Les méthodes de travail forcé ne sont pas sans rappeler celles pratiquées par  Léopold II lorsque le Congo était encore sous domination belge, et que des ressources telles que le caoutchouc étaient exploitées de manière intensive. 

 

Quelle est notre responsabilité dans ce conflit? 

La crise dans la région du kivu est une crise à la fois politique et ethnique. Dès lors, quelle serait la responsabilité de toute personne non impliquée directement dans le conflit? 

Comme dit précédemment, l’un des facteurs qui permet au conflit de survivre est la présence de ressources rares dans la région. Ces ressources servent à la fabrication d’équipements électroniques, fabriqués par des enseignes internationales et achetés par des consommateurs qui en ont les moyens. Ces consommateurs se situent pour la plupart dans les pays occidentaux et sont donc ceux qui nourrissent la demande. Or, la demande entraîne l’offre. Tout consommateur d’appareil électronique nourrit donc, même inconsciemment cette demande et donc le conflit dans le nord kivu.

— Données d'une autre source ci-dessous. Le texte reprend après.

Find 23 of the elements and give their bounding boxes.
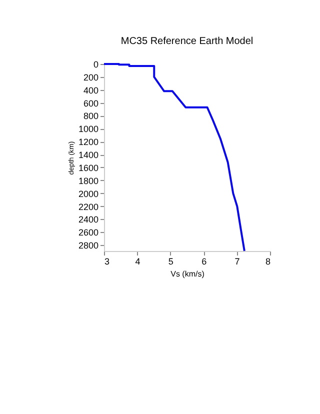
y-tick-label: 0 xyxy=(93,60,98,70)
y-tick-label: 2800 xyxy=(78,240,98,251)
y-tick-label: 200 xyxy=(83,72,98,82)
x-tick-label: 3 xyxy=(104,256,110,266)
y-tick-label: 1200 xyxy=(78,137,98,148)
y-tick-label: 400 xyxy=(83,85,98,96)
y-tick-label: 2600 xyxy=(78,228,98,238)
x-tick-label: 8 xyxy=(265,256,270,266)
x-axis-title: Vs (km/s) xyxy=(170,270,205,278)
x-tick-label: 4 xyxy=(135,256,140,266)
y-tick-label: 1400 xyxy=(78,150,98,160)
y-tick-label: 600 xyxy=(83,98,98,108)
y-tick-label: 800 xyxy=(83,111,98,122)
x-tick-label: 7 xyxy=(234,256,240,266)
y-tick-label: 1600 xyxy=(78,162,98,173)
y-tick-label: 2400 xyxy=(78,214,98,225)
y-tick-label: 2200 xyxy=(78,202,98,212)
y-tick-label: 1800 xyxy=(78,176,98,186)
y-tick-label: 1000 xyxy=(78,124,98,134)
chart-title: MC35 Reference Earth Model xyxy=(120,36,254,47)
x-tick-label: 6 xyxy=(202,256,207,266)
x-tick-label: 5 xyxy=(168,256,174,266)
y-tick-label: 2000 xyxy=(78,188,98,199)
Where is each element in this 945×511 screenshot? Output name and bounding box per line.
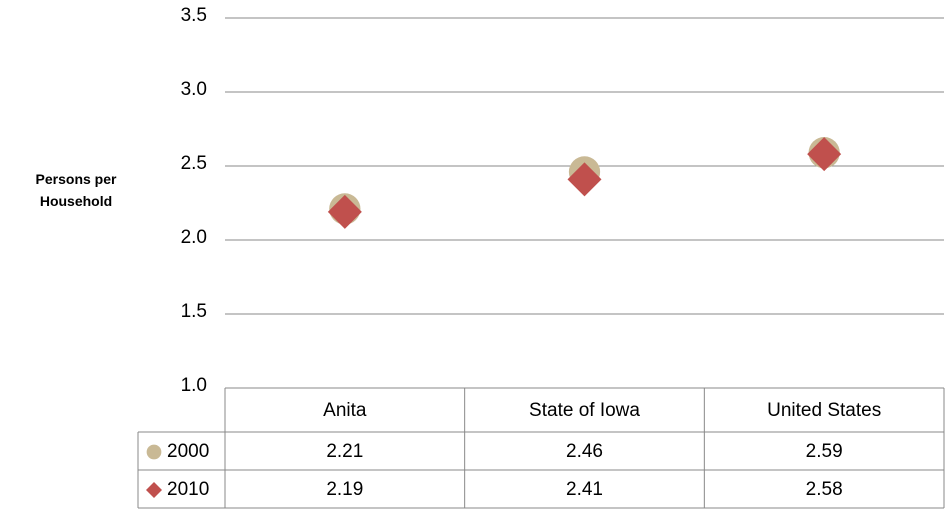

De même, les firmes transnationales, bien que conscientes de la situation au Congo et des violations des droits humains dans le nord kivu ne se manifestent pas. 

 

Que faire?

En tant que consommateurs, le boycott total des appareils électroniques est impossible car le coltan est partout. La jeune génération, celle qui tweet et s’indigne sur les réseaux sociaux, a bien souvent le privilège de vivre dans un contexte qui le permet. Cette liberté d’expression en ligne peut aller de pair avec des actions concrètes telles que la réduction de ses achats ou de sa fréquence d’ achats. 

 

Un crime contre l’humanité? 

Pour l’heure, il est au moins certain que la situation pourrait être qualifiée de crime contre l’humanité, vu les attaques généralisées et systématiques exercées par les groupes armés de la région comme les meurtres, les viols et transferts forcés de populations. La qualification de crimes de guerre aurait aussi de fortes chances d’être retenue, compte tenu des infractions commises par les groupes armés comme la torture, l’appropriation de biens de façon arbitraire et l’enrôlement forcé dans l’armée. Enfin, pour ce qui est du crime de génocide, il se définit comme un ensemble d’actes commis dans l’intention de détruire un groupe national, ethnique, racial ou religieux. Il faudrait donc prouver que les personnes qui ont été tuées et persécutées l’ont été  en raison de leur appartenance à un groupe particulier. 

La véritable difficulté reste que ces qualifications ne peuvent être données qu’ à l’issue d’un jugement.